14.3754 · Motion · 2014-09-22
Département de justice et police
Liquidé
Wortlaut
Le Conseil fédéral est chargé de modifier les bases légales pertinentes notamment l'article 440 CC de sorte que les communes aient leur mot à dire en matière de protection de l'adulte et de l'enfant. L'accroissement de l'autonomie communale en l'espèce devra s'accompagner d'un ralentissement du processus de centralisation et de la prétendue professionnalisation dans le domaine de la tutelle et d'un retour au statu quo précédant la réforme de la protection de l'adulte et de l'enfant.
Begründung
Tout montre que la réforme de la protection de l'adulte et de l'enfant s'est fourvoyée en raison de la professionnalisation et de la centralisation visées par la réforme. Celles-ci ont conduit en effet à une augmentation inattendue des dépenses alors que dans le même temps les communes étaient dépouillées de leurs compétences dans le domaine social et financier. Ce constat appelle une correction rapide de la situation. Il faut réintégrer les communes dans leur pouvoir de décision de sorte que la coordination soit rétablie entre le décideur et le payeur selon le principe de subsidiarité.
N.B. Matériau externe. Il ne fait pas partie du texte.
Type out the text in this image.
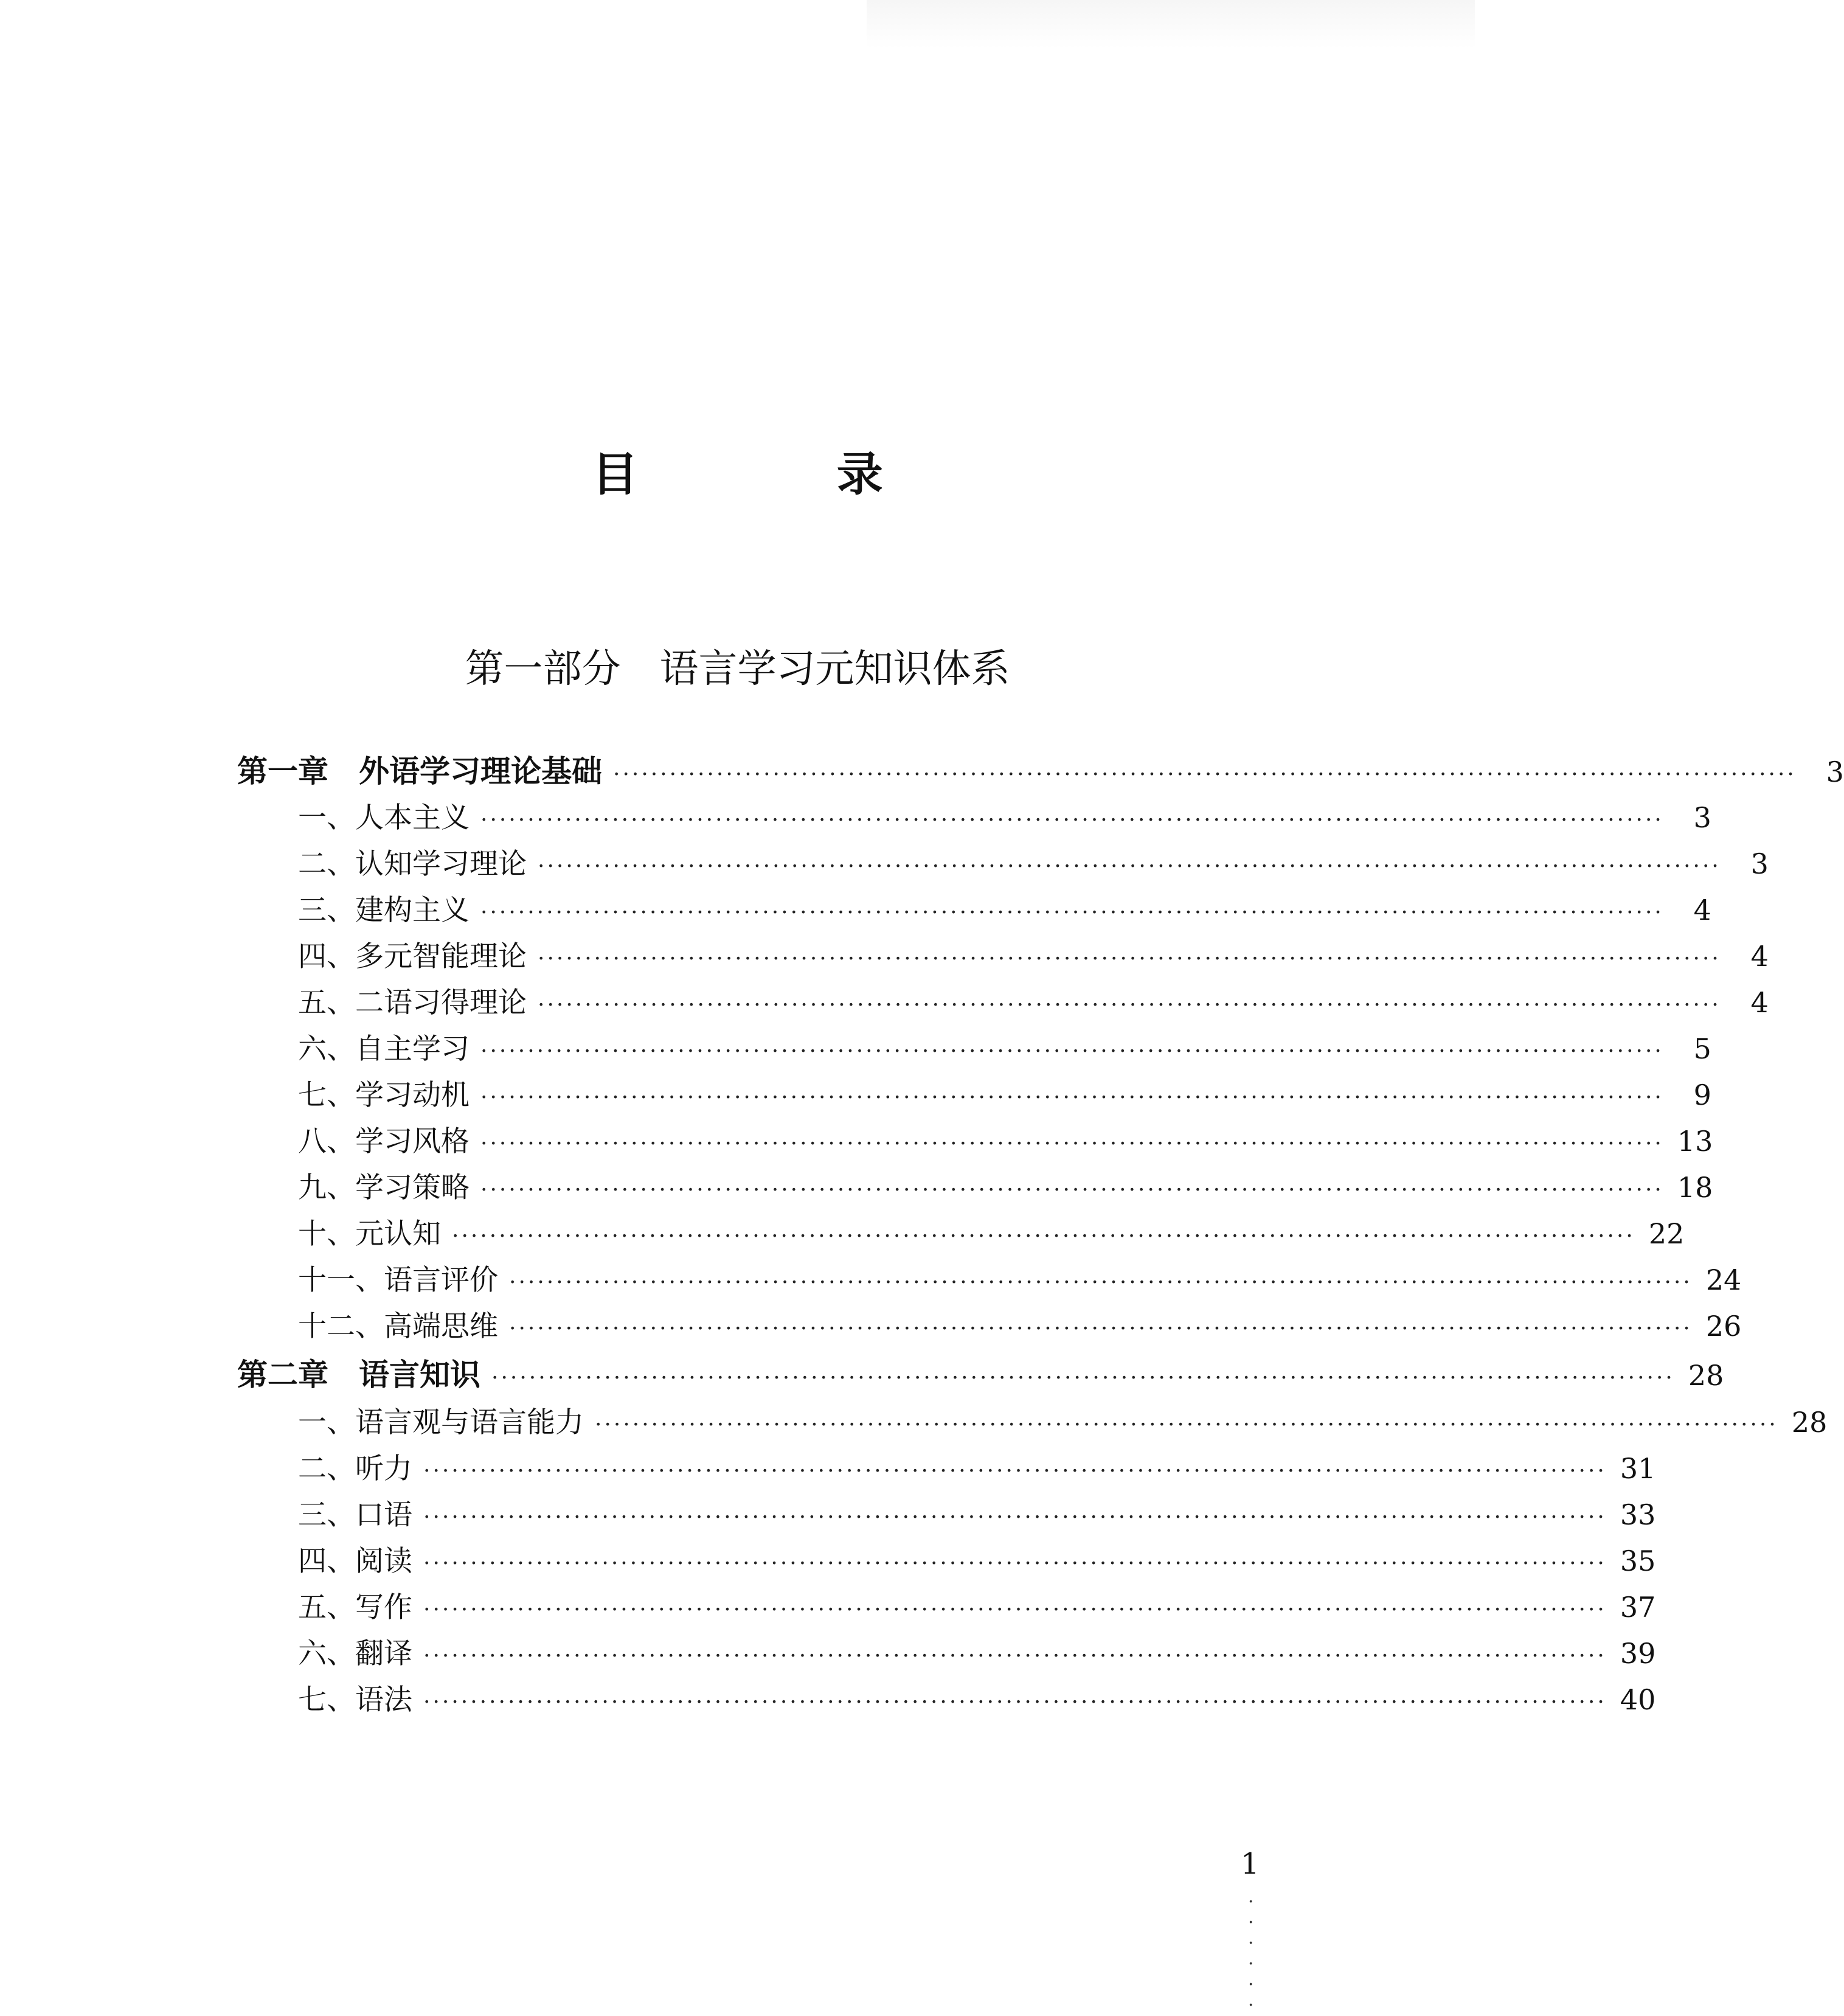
目 录
第一部分　语言学习元知识体系
第一章　外语学习理论基础 ······························································································································	3
一、人本主义 ······························································································································	3
二、认知学习理论 ······························································································································	3
三、建构主义 ······························································································································	4
四、多元智能理论 ······························································································································	4
五、二语习得理论 ······························································································································	4
六、自主学习 ······························································································································	5
七、学习动机 ······························································································································	9
八、学习风格 ······························································································································ 13
九、学习策略 ······························································································································ 18
十、元认知 ······························································································································ 22
十一、语言评价 ······························································································································ 24
十二、高端思维 ······························································································································ 26
第二章　语言知识 ······························································································································ 28
一、语言观与语言能力 ······························································································································ 28
二、听力 ······························································································································ 31
三、口语 ······························································································································ 33
四、阅读 ······························································································································ 35
五、写作 ······························································································································ 37
六、翻译 ······························································································································ 39
七、语法 ······························································································································ 40
1
·
·
·
·
·
·
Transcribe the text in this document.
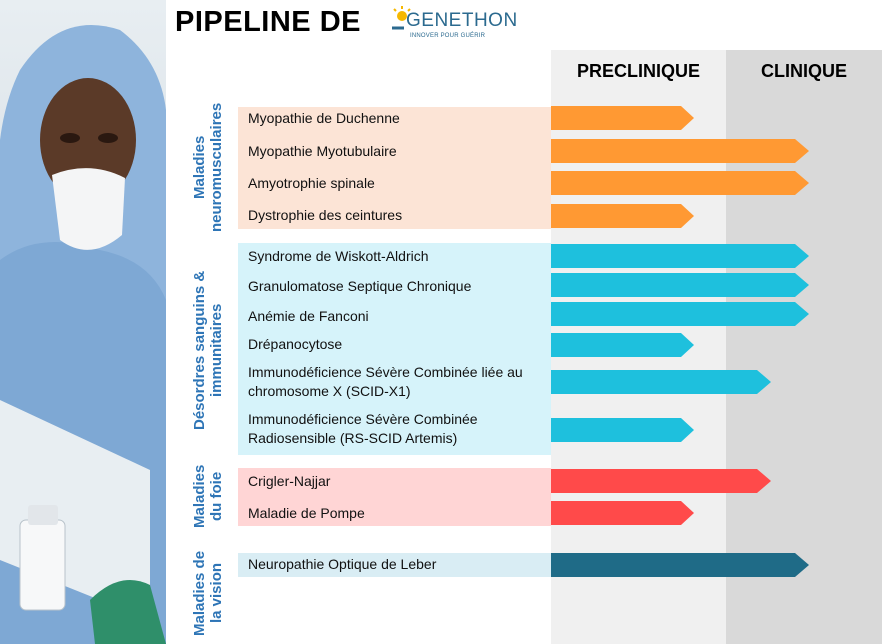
PIPELINE DE GENETHON
INNOVER POUR GUÉRIR
PRECLINIQUE	CLINIQUE
Maladies neuromusculaires
Désordres sanguins & immunitaires
Maladies du foie
Maladies de la vision
Myopathie de Duchenne
Myopathie Myotubulaire
Amyotrophie spinale
Dystrophie des ceintures
Syndrome de Wiskott-Aldrich
Granulomatose Septique Chronique
Anémie de Fanconi
Drépanocytose
Immunodéficience Sévère Combinée liée au chromosome X (SCID-X1)
Immunodéficience Sévère Combinée Radiosensible (RS-SCID Artemis)
Crigler-Najjar
Maladie de Pompe
Neuropathie Optique de Leber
Il importe en outre de résorber l'avalanche de dépenses engendrée par la professionnalisation et la centralisation. L'autonomie communale, les principes de subsidiarité et de milice sont des valeurs fondamentales de notre État qui doivent être renforcées, au lieu d'être sapées, notamment dans les domaines de la prévoyance et de la tutelle.
Antrag des Bundesrates
Le Conseil fédéral propose de rejeter la motion.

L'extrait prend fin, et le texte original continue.